I suoi genitori si sono separati quando lei aveva 10 anni e ha rivisto suo padre solo da adulto. L’ironia l’ha aiutata a crescere?
«Diciamo che il cazzeggio mi veniva naturale ed era una specie di status: quelli che facevano ridere entravano nei giri dei ragazzi più grandi. Ho frequentato un centro giovanile di Sant’Olcese dove, fra compiti e giochi, gli educatori tengono d’occhio situazioni di sofferenza insieme a psicologi e assistenti sociali. Lì sono nate le mie amicizie e pure l’indole creativa. E a 20 anni sono diventato educatore anch’io, felice di restare ancorato ai giovanissimi anche nell’umorismo e nella velocità di pensiero».
Da chi ha ereditato lo humour?
«Credo da mio padre, che aveva una comicità caustica, a volte pure un po’ razzista (è scomparso prima che Lastrico debuttasse a Zelig nel 2010, ndr). Il mio umorismo nasce soprattutto dal rapporto con Genova, difatti mi piace molto recitare in dialetto. Tra noi liguri l’affettuosità passa spesso attraverso la presa in giro».
Maurizio Lastrico “one man show” a teatro con Sul Lastrico
Sul Lastrico racconta anche il suo bisogno di essere accettato e l’incredulità di fronte al successo.
«Sì, e tuttora mi sembra strano essere invitato a Roma, avere a disposizione l’auto e il camerino. Da ragazzino per me era un evento anche solo andare in treno fino a Genova, bastavano le scale mobili a farmi sentire in un fantasy. Forse per questo mi è difficile dire di no quando mi propongono film e fiction».
La sua compagna lavora con lei occupandosi del lato organizzativo. Fra i molti impegni, sentite mai il bisogno di staccare?
«Stiamo insieme da 5 anni. È una genovese atipica, nata sul Lago Maggiore, e a suo agio anche nel cazzeggio.

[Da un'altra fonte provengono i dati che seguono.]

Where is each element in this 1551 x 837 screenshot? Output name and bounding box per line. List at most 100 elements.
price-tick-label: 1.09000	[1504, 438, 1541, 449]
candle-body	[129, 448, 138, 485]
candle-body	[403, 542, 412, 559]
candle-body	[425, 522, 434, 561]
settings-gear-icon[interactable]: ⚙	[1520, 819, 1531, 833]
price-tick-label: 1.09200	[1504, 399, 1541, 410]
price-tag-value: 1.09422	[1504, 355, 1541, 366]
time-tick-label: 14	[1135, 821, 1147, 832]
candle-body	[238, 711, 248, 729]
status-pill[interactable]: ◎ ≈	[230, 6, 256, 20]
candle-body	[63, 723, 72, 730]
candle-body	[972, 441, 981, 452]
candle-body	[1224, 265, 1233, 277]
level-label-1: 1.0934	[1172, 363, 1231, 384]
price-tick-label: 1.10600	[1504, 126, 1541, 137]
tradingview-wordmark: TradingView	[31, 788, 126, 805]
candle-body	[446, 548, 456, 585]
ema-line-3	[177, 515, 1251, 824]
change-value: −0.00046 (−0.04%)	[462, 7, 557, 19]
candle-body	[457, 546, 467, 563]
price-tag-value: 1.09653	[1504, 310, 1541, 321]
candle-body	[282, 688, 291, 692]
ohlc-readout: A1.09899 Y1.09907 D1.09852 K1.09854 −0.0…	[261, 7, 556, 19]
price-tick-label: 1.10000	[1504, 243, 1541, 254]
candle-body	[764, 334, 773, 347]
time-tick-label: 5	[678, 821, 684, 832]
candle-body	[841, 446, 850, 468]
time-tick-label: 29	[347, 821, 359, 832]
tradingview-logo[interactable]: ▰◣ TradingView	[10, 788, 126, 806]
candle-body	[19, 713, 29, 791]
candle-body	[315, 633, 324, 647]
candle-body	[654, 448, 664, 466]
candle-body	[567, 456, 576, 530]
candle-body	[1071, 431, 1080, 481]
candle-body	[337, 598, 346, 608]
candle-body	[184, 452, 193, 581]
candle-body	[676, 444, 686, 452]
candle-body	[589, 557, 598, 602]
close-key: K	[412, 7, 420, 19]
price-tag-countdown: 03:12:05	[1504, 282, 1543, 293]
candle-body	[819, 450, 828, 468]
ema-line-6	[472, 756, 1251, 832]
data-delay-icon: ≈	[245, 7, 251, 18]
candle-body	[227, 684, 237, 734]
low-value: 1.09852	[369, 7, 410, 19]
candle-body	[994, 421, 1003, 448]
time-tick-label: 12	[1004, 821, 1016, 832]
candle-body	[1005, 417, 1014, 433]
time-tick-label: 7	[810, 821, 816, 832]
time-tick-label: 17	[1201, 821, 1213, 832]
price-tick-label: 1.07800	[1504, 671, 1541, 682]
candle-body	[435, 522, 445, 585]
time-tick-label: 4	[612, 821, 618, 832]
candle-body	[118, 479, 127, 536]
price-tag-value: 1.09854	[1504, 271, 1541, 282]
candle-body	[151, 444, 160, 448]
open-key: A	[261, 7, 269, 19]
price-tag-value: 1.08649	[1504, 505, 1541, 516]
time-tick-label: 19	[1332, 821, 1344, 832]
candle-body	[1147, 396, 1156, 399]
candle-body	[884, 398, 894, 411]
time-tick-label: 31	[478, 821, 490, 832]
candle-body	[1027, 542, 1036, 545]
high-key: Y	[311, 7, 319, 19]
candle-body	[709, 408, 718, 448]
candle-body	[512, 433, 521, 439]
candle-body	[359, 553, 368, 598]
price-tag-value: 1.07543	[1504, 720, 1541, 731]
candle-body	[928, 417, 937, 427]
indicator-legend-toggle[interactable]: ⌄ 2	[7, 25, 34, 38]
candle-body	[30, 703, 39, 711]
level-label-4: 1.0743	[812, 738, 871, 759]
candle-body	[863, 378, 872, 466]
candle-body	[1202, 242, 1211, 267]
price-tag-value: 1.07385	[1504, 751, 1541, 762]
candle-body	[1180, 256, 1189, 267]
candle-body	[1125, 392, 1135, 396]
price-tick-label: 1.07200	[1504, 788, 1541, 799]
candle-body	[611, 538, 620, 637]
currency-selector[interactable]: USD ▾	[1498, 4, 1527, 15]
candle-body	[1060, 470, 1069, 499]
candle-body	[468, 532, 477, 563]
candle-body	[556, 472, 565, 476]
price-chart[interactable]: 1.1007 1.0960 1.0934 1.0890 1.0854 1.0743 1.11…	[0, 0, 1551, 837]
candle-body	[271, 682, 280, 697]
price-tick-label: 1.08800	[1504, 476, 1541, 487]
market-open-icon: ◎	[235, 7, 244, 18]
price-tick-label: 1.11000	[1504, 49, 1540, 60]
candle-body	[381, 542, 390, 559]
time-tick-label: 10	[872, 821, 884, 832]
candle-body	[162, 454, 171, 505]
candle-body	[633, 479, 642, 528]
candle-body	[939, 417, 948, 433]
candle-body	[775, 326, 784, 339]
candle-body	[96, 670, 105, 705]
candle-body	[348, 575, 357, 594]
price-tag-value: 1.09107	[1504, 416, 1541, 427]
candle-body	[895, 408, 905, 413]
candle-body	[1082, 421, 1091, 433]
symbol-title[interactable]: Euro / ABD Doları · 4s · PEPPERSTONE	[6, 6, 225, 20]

Mi aiuta a studiare la scaletta e i pezzi, a decidere se dire o no alcune battute. Facciamo insieme questa vita un po’ raminga e spesso anche in vacanza finisco per mettermi a scrivere».
Ha mai l’ansia di dover far ridere a tutti i costi?
«Un po’ sì, lo confesso. Perché la nostra identità ce la danno gli altri, no? Però vorrei anche far ridere in modo non banale, cerco in ogni battuta qualcosa di bello e di mio».